Five years ago, I started to experience blurred vision in my right eye and then in my left eye. Then, during my senior year at Rutgers University I was diagnosed with Leber’s Hereditary Optic Neuropathy (LHON). I was 23 years old. In a matter of months, I lost my central vision in both eyes and became legally blind.

LHON is a genetically-inherited disease passed on by the mother that leads to a loss of central vision. LHON predominantly occurs in males in their 20s but can also impact females and people of all ages. Since my diagnosis in 2013, the sharpness, visual acuity and color vision has also decreased.

After having 20/20 vision for 23 years, it was extremely difficult to adapt. I struggled with eventually losing the ability to drive my car, recognize the faces of the people around me, and reading without magnification and other forms of assistance. Since there is currently no treatment or cure for this eye disease, I was left with little hope for ever recovering my eyesight.

I have been an athlete all of my life playing sports such as basketball, baseball, football, soccer, and track. This vision loss has hindered my ability to participate in sports but my competitive edge and desire to be active still lives on.

I have found enjoyment playing sports such as Beep Baseball, which is an adaptive version of baseball for those who are blind or vision impaired. Players rely on the sound of a special ball and bases that beep rather than relying on sight.
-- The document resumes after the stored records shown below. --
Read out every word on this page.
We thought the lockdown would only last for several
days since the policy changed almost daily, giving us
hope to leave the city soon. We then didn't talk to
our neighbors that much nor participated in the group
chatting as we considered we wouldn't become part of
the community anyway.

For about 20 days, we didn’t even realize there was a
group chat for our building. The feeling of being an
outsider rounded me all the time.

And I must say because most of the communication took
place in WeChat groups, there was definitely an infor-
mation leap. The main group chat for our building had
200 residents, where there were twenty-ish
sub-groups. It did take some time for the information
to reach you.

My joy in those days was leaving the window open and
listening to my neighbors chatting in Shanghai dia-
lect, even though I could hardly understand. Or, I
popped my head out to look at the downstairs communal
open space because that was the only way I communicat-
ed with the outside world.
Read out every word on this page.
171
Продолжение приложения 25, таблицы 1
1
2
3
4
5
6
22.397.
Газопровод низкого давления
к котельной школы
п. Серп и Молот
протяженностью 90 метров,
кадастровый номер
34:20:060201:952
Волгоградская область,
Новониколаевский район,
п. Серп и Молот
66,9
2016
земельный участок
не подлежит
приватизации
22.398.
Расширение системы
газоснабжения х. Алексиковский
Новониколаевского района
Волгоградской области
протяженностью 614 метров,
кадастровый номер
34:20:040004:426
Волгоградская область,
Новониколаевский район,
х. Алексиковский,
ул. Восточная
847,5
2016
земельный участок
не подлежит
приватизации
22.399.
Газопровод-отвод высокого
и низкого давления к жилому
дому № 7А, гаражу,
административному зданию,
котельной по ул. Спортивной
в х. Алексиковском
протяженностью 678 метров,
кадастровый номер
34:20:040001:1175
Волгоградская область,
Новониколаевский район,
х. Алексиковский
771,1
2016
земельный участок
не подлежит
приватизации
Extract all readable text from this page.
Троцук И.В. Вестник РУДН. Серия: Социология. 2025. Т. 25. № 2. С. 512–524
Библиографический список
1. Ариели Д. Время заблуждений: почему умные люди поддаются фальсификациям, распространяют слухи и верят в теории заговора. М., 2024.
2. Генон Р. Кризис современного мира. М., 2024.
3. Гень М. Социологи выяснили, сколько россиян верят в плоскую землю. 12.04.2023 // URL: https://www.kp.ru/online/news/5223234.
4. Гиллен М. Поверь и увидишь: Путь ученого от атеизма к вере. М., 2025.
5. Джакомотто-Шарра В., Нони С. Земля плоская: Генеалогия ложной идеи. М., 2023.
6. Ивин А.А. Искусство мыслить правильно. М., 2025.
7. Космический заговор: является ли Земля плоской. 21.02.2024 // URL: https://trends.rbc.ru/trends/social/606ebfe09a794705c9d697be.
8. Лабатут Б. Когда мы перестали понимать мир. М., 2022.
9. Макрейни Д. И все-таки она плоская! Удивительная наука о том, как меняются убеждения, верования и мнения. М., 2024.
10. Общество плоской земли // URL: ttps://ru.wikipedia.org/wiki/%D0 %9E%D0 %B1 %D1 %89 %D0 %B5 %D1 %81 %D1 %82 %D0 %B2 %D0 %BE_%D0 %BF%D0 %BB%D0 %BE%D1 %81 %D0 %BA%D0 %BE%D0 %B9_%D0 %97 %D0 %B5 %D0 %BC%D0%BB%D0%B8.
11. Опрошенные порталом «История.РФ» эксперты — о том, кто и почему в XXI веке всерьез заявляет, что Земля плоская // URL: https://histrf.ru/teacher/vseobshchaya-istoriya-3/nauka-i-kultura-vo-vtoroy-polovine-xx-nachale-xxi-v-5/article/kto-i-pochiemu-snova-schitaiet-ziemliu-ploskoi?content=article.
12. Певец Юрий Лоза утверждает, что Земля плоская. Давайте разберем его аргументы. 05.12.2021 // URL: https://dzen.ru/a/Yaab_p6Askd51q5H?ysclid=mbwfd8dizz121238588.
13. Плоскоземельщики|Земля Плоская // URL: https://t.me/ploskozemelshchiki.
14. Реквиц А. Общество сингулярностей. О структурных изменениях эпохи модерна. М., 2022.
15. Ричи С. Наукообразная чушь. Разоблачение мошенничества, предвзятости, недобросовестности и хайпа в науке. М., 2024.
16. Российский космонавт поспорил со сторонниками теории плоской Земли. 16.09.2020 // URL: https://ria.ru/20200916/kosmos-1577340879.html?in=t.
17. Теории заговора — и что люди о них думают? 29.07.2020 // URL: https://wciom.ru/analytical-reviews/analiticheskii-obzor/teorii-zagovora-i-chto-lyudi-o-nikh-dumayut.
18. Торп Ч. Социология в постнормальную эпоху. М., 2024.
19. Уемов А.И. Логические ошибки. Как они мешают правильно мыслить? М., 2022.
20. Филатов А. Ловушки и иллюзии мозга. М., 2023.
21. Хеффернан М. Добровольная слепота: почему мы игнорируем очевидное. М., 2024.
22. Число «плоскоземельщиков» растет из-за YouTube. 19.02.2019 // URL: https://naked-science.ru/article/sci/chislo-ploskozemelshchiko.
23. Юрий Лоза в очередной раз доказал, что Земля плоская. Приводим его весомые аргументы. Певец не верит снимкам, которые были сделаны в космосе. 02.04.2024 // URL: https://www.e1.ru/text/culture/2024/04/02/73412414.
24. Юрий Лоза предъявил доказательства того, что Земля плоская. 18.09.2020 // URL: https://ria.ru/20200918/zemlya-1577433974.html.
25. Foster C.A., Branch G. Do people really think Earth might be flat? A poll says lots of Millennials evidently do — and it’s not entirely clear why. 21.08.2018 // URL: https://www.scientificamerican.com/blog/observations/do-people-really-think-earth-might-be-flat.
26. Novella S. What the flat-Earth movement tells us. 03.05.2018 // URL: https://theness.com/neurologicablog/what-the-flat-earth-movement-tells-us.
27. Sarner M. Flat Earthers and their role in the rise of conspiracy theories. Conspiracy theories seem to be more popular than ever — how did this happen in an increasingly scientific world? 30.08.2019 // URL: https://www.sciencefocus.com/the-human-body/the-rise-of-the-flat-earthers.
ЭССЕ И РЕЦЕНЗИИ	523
I also recently participated in my first 5K walk/run in Denver, Colo., in conjunction with the Colorado Center for the Blind to raise funds to support Braille Literacy.

In October, I participated in a cycling event that allowed me to compete, and also contribute to research for this irreversible condition. Fortunately, many clinical trials have begun that may one day provide treatment for those affected, and possibly onset prevention for others who are in jeopardy of losing their sight like I did.

My brother, Mike, and I participated in the 10th annual C.U.R.E. Ride in California. The acronym stands for Cycling Under Reduced Eyesight. The event was a four-day bicycle ride from Santa Barbara to San Diego to raises money and awareness of LHON. Myself and three other LHON-affected riders pedaled on the back of tandem bikes with a group of 27 riders total along the nearly 250-mile journey. In all, our team raised just under $60,000 toward LHON research.

Riding again gave me such an exhilarating feeling pushing my body to the point of exhaustion and traveling at speeds I hadn’t reached on a bike in years. As we pedaled down the California coast, the smell of salt water and the feel of the ocean breeze made me temporarily forget about my vision loss.

Taking part in events such as the C.U.R.E. ride has helped me cope with blindness in several ways. It helps me detach from frequent isolation, which has been a particularly trying side effect of blindness. It also allows me to experience team camaraderie with a group of determined individuals aiming to achieve a shared goal. This feeling was reminiscent of my days playing sports when my vision was 20/20.

The ride also helped me feel like I was making a difference in the lives of others affected by LHON by pushing the needle forward and potentially shortening the time until researchers find a treatment or cure for this life-altering condition.

Although losing my sight has made me feel like a bird whose wings were clipped just before taking flight, the thrill of cycling down the coast made me feel like I could fly again. This ride showed me that many obstacles in life are mental and often times our physical limits are controlled by our positive or negative self-talk. Through the hills and valleys of California I knew that if I told myself I could finish the ride strong, I would. But I also knew that if I told myself I was too exhausted to complete the ride, I would be correct then too. At points when I was tired and fatigued, I reminded myself that pain is temporary, but quitting lasts forever. I take pride in the fact that I am not a quitter, and like the bike ride, I will conquer this life of blindness with faith, perseverance, and determination.

Cory P. Lloyd lives in Willingboro, New Jersey.